Jak mam się więc nagradzać?
No dobra, są małe przyjemności: malowanie paznokci, maseczki, picie herbaty. Wyjście na spacer.
Zaraz, czyli mam czekać z wypiciem ulubionej herbaty, aż skończę się czymś zajmować, malować paznokcie tylko wtedy, gdy zasługuję i dbać o cerę, pod warunkiem, że wcześniej zrobię coś ze swojej to-do-listy? Mam przestać wychodzić z domu, jeśli nie będę się trzymać wymyślonego przez siebie planu?
Tu potrzeba czegoś więcej.
Unikalnego splotu wewnętrznej i zewnętrznej motywacji. Moje sugestie:
Osiągnięcie celu = nagroda
Właściwie sformułowane cele, które mają dla nas znaczenie mogą być nagrodami same w sobie. Ich osiągnięcie może wiązać się z ogromną satysfakcją.
Wyczekana rzecz
Jeśli ma się tendencje do zakupoholizmu, warto prowadzić tzw „wishlistę” i regularnie ją rewidować. Jeśli coś utrzymuje się na niej kilka tygodni lub nawet miesięcy czy lat – oznacza to, że naprawdę silnie pragniemy danej rzeczy, choć nie jest ona niezbędna. Może to być właśnie ta potencjalna nagroda. Oczywiście należy wcześniej się zastanowić, czy na pewno mamy w danym momencie na nią fundusze.
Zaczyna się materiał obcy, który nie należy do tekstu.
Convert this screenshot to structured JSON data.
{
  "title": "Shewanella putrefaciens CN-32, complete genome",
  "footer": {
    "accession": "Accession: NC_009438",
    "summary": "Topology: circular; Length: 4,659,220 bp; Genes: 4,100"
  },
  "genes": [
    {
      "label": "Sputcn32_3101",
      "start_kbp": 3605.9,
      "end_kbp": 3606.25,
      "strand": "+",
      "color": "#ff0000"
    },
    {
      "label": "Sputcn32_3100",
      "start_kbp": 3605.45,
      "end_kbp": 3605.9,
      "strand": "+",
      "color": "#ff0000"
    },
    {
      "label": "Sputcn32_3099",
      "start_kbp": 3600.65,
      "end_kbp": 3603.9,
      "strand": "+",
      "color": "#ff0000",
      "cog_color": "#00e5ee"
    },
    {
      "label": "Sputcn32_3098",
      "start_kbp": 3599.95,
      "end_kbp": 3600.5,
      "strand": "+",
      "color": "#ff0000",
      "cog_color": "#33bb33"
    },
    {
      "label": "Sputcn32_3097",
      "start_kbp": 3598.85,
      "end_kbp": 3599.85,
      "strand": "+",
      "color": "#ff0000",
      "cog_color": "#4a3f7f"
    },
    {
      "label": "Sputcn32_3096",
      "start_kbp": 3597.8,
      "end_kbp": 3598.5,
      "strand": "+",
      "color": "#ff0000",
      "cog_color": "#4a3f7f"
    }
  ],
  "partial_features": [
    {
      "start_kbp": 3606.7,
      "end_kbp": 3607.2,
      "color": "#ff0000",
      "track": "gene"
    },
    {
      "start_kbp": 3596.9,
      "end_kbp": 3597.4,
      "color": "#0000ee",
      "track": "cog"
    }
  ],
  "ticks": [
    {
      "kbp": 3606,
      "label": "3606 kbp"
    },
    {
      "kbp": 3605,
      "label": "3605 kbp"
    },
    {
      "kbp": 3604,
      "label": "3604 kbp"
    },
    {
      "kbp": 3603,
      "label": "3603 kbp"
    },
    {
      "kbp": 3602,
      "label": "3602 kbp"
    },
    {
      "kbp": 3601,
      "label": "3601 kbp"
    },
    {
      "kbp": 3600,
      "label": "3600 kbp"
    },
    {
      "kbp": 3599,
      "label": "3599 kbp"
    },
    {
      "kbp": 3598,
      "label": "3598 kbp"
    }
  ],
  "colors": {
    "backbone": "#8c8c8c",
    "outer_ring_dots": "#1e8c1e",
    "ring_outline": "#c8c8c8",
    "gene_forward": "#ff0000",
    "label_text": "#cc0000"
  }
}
Coś, co uczyni cię mądrzejszym
Masz stos książek, chcesz kolejną? No dobra. Jeśli naprawdę zasłużyłeś i zrobiłeś coś, co wymagało wysiłku, kup sobie tę książkę i przeczytaj ją. Możesz sobie zafundować też jakiś kurs, albo zestaw do nauki czego-tam-chcesz. W ostateczności może być nawet gazeta, jeśli uważasz, że ci się przyda.
Przykładowo: ostatnio kupiłam książkę, ponieważ pojechałam na szkolenie do Poznania po tygodniu wytężonej pracy, będąc zmęczona. Zaplanowałam wszystko, wstałam rano i wyruszyłam. Wieczorem nie zdążyłam na pociąg, więc przeszłam się do centrum handlowego. Nie mam wyrzutów sumienia – należał mi się jakiś „nagradzacz-pocieszacz”. Poza tym, to jedna z niewielu książek na temat biznesu, jakie posiadam. Myślę, że pomoże mi osiągnąć niejeden sukces.
Trochę kultury
Dobrym motywatorem może być wyjazd/wyjście na wydarzenie kulturalne niezwiązane z samorozwojem czy pracą, a jedynie służące dobremu samopoczuciu, jak na przykład koncert, festiwal, konwent, maraton filmowy.
Projekt DIY
Zebranie rzeczy, które są dostępne w domu i zamienienie ich w coś zupełnie nowego. Przykład poniżej: zwykły mały słoik, muszelki zebrane na wakacjach i świeczka = unikalna atmosfera w sypialni. Koszt = 0zł.
Zawsze mam problem z tym, żeby się adekwatnie nagradzać. Muszę przyznać, że wymyśliłam tę listę specjalnie, aby dopiąć realizacji swoich celów na kwiecień.
Czekam na Wasze propozycje na temat skutecznego nagradzania się!